The 3-part networking system (simple, repeatable)
1) Clarify your “one-sentence narrative”
People can’t help you if they don’t understand you. Try this format:
- I’m exploring: (role/industry)
- I bring: (2–3 strengths)
- I’m looking to learn: (a specific question)
Example: “I’m exploring customer success roles in B2B SaaS. I bring strong onboarding and stakeholder management experience. I’m trying to learn what separates great CS teams from average ones.”
2) Make outreach easy to say yes to
When you message someone, remove friction:
- Keep it to 5–7 sentences
- Be specific about why them (a post they wrote, shared background, their role)
- Ask for a 15-minute chat (not 30) and offer two time windows
- Make the request learning-focused: “I’m hoping to understand…”
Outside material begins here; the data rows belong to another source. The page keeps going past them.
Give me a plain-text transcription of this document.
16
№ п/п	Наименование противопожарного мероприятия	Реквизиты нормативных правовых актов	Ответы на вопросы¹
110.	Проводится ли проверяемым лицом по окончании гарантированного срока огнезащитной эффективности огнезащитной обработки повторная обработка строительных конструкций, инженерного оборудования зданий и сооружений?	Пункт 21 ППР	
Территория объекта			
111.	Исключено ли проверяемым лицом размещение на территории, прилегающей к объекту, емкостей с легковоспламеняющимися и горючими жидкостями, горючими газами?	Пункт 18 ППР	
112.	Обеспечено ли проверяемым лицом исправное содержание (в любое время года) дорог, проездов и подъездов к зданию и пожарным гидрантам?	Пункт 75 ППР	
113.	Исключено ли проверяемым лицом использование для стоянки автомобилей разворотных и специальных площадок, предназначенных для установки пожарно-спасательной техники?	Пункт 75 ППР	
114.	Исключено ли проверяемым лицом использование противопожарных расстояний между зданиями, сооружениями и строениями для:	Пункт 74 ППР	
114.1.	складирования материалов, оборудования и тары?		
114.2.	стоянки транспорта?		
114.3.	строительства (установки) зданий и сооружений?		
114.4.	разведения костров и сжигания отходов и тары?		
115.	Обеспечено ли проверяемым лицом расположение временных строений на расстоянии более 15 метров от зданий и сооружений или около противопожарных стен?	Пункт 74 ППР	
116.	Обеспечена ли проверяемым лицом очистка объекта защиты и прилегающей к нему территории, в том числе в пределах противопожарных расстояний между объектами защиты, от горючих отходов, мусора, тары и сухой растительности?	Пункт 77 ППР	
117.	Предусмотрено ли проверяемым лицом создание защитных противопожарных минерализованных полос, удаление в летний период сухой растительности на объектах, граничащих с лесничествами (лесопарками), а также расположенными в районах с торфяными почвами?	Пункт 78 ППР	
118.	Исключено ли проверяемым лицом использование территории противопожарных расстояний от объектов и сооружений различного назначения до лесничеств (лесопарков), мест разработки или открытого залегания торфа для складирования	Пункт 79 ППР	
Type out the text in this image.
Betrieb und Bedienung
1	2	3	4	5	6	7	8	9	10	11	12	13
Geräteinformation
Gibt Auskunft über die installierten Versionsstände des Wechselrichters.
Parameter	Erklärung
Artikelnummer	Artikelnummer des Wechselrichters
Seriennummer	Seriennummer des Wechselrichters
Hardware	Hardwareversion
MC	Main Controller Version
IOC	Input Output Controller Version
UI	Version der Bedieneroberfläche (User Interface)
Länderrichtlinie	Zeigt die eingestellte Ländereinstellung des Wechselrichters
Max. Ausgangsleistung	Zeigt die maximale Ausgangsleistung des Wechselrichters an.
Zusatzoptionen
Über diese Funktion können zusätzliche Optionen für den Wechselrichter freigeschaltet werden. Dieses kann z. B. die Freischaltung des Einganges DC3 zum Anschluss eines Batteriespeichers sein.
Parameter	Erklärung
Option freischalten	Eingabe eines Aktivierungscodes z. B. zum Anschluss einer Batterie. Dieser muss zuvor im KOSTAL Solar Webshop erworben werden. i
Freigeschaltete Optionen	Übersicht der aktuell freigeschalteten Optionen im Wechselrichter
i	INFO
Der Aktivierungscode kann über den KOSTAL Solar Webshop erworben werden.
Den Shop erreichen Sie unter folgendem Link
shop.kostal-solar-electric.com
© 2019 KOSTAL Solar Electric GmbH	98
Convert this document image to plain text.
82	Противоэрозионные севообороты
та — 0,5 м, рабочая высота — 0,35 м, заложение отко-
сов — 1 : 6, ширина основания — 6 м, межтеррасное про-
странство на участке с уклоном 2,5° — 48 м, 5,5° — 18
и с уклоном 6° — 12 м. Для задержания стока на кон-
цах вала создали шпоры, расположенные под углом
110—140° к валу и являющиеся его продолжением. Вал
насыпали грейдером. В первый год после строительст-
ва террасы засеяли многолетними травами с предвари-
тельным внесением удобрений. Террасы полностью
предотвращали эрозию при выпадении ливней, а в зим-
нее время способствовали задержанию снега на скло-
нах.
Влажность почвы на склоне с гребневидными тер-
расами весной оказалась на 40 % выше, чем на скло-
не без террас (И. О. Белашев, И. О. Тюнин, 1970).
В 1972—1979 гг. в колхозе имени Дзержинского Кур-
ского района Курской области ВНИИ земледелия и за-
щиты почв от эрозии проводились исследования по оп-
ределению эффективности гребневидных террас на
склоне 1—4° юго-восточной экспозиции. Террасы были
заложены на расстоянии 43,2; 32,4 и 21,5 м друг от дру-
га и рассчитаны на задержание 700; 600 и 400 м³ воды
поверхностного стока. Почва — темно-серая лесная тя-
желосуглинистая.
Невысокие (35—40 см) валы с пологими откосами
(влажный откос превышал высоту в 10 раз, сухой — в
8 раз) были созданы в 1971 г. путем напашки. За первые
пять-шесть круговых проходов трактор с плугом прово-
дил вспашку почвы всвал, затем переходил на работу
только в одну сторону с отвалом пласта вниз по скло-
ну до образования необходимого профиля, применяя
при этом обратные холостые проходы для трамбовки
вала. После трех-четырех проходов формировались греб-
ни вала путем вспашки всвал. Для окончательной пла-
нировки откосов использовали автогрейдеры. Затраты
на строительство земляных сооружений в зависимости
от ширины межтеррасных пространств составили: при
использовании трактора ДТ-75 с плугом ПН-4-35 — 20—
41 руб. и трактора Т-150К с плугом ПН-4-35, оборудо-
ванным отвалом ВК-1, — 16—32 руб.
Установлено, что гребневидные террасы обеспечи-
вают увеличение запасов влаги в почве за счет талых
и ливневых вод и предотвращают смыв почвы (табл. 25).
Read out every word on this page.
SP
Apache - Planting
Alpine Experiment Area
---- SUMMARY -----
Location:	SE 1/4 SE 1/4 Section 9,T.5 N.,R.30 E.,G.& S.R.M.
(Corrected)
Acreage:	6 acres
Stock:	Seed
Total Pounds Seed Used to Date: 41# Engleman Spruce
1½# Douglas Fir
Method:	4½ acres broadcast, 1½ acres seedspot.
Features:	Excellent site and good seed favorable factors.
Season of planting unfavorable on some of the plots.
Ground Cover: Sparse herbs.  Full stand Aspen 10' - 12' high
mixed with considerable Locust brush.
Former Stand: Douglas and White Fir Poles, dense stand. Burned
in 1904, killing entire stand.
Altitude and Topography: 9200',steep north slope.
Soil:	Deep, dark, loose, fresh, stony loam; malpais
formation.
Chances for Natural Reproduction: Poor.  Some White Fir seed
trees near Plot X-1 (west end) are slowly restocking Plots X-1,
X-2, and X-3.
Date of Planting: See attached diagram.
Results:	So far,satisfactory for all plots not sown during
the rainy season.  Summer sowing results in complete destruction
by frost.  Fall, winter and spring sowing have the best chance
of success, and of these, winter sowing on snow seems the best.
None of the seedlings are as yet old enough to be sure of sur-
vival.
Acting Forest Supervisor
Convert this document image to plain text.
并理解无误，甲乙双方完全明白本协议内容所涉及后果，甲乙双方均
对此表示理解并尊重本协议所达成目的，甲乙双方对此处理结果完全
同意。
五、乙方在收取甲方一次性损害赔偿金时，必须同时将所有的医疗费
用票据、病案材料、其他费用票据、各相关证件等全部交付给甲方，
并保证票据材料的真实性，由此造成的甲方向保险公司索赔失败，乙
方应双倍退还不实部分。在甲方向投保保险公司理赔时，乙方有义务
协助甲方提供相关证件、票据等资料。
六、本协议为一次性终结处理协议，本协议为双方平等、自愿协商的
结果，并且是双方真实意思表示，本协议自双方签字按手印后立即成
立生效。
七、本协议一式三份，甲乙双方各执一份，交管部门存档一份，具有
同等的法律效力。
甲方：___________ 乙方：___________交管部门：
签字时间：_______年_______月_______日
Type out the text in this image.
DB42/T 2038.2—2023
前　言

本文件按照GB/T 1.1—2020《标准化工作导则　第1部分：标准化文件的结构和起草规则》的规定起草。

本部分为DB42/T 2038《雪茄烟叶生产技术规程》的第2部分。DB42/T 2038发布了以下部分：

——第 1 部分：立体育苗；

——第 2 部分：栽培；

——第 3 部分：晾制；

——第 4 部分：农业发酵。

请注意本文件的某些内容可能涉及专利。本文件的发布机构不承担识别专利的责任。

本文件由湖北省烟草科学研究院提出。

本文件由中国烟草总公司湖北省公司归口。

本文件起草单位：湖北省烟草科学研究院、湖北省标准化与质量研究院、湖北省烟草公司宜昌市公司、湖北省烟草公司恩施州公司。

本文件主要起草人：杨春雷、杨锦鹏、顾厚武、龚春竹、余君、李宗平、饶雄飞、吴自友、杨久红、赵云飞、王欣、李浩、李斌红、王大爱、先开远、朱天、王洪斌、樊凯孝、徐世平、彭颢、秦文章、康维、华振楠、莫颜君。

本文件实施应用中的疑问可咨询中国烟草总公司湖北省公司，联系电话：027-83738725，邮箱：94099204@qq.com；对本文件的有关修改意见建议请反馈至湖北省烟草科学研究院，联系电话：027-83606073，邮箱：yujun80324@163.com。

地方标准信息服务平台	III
Mini template (LinkedIn or email):
- “Hi [Name]—I found your profile through [source]. I’m exploring [direction] and noticed you [specific detail]. Would you be open to a quick 15-minute chat next week? I’d love to ask about [1 focused topic]. If easier, I can send questions async.”
3) Follow up with value (without being awkward)
Most people skip this—and it’s where relationships are built.
After a conversation:
- Send a 24-hour thank-you with 2 bullets: what you learned + what you’ll do next
- Add one small “give”: share an article, a tool, a candidate lead, or a relevant event
- Set a light re-touch reminder for 4–6 weeks (“Quick update: I tried your advice…”)
Quick wins you can try this week
- Comment strategy: Leave 3 thoughtful comments on LinkedIn posts from people in your target space (specific, not “Great post!”).
- Warm introductions: Ask a friend/colleague, “Who’s one person you think I should talk to about [topic]?”
- Alumni shortcut: Search your school’s alumni by company + role and reach out with shared context.
Discussion prompt
If you had to choose one: What’s the hardest part of networking for you right now—starting outreach, keeping conversations going, or asking for referrals?